The wages of this sin caused Jacob to be an exile from his family for 20 years.  It cost Rebekah the joy of the fellowship of her favorite son for 20 years.  It cost a breach between the brothers, Jacob and Esau, which lasted for a thousand years. The stain of this compulsive sin was reenacted in the lives of Jacob’s own sons.  There were wages of this sin.  But God’s grace was not subdued.  God appeared to Jacob, guided Jacob, blessed Jacob and quickened Jacob into being a new man with a new name, Israel.  God’s grace was greater than Jacob’s sin.

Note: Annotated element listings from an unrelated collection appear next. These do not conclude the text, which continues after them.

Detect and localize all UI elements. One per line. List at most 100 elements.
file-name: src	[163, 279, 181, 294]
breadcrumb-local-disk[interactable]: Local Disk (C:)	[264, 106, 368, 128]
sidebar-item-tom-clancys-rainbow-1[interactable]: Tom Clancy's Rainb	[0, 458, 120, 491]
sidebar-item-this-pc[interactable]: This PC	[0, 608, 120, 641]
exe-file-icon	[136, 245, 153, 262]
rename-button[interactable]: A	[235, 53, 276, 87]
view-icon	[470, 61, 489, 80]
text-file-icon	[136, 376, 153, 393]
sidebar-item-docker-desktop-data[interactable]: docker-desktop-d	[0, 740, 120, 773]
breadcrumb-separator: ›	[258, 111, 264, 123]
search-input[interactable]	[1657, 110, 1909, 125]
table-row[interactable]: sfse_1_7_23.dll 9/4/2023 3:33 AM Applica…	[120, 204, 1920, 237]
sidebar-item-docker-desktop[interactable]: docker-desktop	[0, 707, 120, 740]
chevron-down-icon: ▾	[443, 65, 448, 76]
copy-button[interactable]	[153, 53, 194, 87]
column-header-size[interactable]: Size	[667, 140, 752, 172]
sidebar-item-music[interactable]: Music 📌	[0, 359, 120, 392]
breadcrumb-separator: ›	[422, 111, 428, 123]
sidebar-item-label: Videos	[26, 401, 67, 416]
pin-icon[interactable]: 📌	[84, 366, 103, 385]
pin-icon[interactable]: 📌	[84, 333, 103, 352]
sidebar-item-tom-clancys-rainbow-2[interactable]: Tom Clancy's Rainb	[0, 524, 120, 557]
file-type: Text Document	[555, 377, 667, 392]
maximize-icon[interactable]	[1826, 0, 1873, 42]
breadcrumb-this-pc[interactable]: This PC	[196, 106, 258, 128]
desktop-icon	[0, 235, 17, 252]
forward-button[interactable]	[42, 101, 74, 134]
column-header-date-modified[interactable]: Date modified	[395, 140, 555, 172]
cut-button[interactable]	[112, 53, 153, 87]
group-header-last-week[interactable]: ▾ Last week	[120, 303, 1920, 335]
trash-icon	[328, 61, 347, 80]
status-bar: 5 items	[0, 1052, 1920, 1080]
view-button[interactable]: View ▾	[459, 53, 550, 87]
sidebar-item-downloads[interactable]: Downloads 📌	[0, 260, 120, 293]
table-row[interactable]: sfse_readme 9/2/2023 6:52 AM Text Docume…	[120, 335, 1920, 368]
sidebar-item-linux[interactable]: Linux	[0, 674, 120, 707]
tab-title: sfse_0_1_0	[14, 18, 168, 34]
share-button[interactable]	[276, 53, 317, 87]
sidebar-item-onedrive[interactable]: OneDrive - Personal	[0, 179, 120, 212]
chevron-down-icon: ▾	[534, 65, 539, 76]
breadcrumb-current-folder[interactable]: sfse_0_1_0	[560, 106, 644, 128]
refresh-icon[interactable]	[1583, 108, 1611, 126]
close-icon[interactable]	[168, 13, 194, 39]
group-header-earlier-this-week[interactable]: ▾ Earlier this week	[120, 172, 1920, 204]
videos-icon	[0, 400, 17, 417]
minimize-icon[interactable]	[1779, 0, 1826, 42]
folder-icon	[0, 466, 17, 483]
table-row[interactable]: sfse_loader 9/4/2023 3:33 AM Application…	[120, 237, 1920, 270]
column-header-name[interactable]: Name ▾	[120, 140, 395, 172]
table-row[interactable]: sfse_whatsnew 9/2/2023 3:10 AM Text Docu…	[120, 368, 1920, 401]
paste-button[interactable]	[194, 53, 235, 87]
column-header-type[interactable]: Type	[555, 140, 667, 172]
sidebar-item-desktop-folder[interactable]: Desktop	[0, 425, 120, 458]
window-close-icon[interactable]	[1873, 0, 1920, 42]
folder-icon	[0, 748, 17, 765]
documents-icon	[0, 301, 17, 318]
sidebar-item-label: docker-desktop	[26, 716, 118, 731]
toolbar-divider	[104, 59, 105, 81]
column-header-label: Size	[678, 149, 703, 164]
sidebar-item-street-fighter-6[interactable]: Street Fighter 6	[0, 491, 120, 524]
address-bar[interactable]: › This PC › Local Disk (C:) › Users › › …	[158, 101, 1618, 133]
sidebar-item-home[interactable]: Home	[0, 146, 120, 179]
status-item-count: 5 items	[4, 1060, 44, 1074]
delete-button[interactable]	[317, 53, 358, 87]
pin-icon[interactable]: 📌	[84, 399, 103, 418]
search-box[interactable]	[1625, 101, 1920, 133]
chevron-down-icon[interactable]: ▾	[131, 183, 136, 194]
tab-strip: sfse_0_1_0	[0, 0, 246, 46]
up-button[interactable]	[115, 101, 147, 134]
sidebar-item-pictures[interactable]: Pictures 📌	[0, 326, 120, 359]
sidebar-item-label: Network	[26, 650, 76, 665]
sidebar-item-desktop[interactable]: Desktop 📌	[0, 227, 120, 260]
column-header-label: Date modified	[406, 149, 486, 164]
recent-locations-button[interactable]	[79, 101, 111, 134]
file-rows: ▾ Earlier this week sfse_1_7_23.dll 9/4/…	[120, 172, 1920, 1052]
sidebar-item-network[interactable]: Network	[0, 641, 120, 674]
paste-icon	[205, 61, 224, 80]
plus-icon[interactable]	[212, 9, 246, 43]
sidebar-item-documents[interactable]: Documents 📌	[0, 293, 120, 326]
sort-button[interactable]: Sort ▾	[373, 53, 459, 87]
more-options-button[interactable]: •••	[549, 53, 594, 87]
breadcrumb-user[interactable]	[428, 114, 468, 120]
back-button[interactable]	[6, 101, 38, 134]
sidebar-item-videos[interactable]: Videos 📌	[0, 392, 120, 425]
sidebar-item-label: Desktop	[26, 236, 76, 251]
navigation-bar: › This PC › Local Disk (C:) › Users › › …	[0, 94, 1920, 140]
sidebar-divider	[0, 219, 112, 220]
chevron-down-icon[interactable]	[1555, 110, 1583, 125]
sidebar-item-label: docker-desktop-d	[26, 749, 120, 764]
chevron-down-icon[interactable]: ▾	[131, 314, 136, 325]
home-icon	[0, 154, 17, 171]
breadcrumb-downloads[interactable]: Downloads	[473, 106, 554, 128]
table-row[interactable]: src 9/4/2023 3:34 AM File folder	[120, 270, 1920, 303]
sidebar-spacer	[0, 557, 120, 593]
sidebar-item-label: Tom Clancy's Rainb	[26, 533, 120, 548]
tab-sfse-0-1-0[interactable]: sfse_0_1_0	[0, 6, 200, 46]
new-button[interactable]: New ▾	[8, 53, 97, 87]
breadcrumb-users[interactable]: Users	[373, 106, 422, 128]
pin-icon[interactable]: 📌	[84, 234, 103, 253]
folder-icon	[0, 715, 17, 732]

The same is true throughout time.  The same is true for us today.  As Julia Johnston wrote it is “grace that exceeds our sin and our guilt”.  As she wrote in the second verse, “Sin and despair like the sea waves cold, threaten the soul with infinite loss”.  That was surely true of Jacob and all sinners for all time.  But there is more.  That despair should show us a “grace that is greater, yes grace untold” that “points to the refuge the mighty cross.”  If you have run ahead of God, or away from God, run back to His grace.  Run with simple confession to His marvelous Cross of grace.  Be restored in His grace today.